Au moins, pensa-t-il, au moins, dans la baignoire, il n’y a pas de coefficients de marée. Dans la baignoire, c’est moi qui décide qui coule et qui surnage, pensa-t-il en surgissant hors de l’eau bouillonnante. Je suis maître de ma baignoire et des aléas qui peuvent s’y présenter.
Il se hissa hors de la baignoire et se laissa glisser lentement sur le carrelage, déversant après lui une partie non-négligeable de son contenu.
– C’est là mon domaine, pensa-t-il en regardant ses jambes et ses bras écarlates fumer.
Son corps avait fortement tendance à être constitué de fumée ces derniers temps. Devait-il s’en inquiéter ? Devait-il s’en inquiéter maintenant ? Il avait sans nul doute problèmes plus urgents à régler.
– Non, pas de mesures à prendre, se dit-il, ôtant la bonde de la baignoire pour entendre enfin le bruit de succion envahir l’air dans ce que la vapeur daignait laisser d’espace libre pour un quelconque son.
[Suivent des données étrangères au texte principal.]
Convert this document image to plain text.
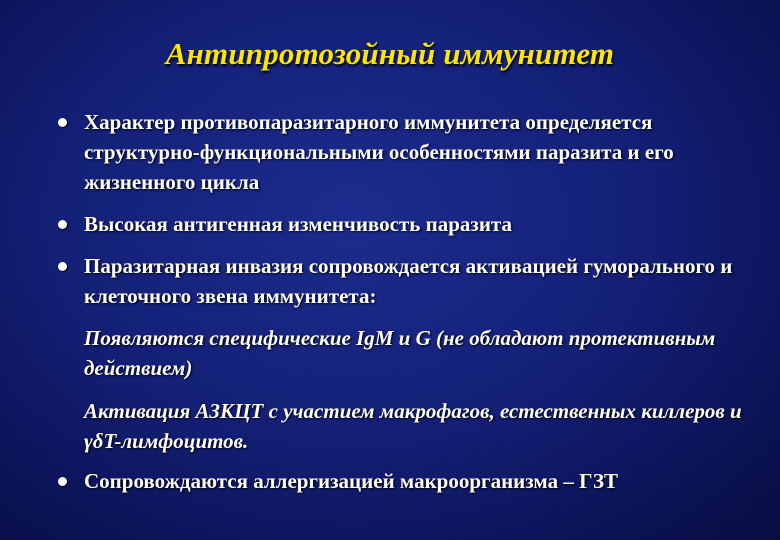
Антипротозойный иммунитет
Характер противопаразитарного иммунитета определяется структурно-функциональными особенностями паразита и его жизненного цикла
Высокая антигенная изменчивость паразита
Паразитарная инвазия сопровождается активацией гуморального и клеточного звена иммунитета:
Появляются специфические IgM и G (не обладают протективным действием)
Активация АЗКЦТ с участием макрофагов, естественных киллеров и γδT-лимфоцитов.
Сопровождаются аллергизацией макроорганизма – ГЗТ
Il ouvrit la porte et sentit la chaleur de la pièce s’échapper prestement, remplacée immédiatement par le froid glacial qui, il l’avait oublié l’espace d’un instant, habitait toujours son appartement. Le cramoisi de son teint s’estompa, laissant place à des membres froids, rigides, capables de se mouvoir au prix d’efforts démesurés comparés à leur étroitesse. Des veines bleues apparurent en surface de la peau devenue diaphane et disparurent presque aussitôt tandis que l’intégralité de son corps prenait la même couleur bleutée. Son corps sécha en un instant. Ses muscles se contractèrent, des frissons le parcoururent de haut en bas qu’il calma bien vite. Il en allait de sa survie, frissonner consommait bien trop d’énergie. Il bloqua ses épaules, son dos, sa mâchoire, ses hanches. Il bloqua toutes ses articulations pour en contrôler chaque mouvement et regarda longtemps la chaleur disparaître.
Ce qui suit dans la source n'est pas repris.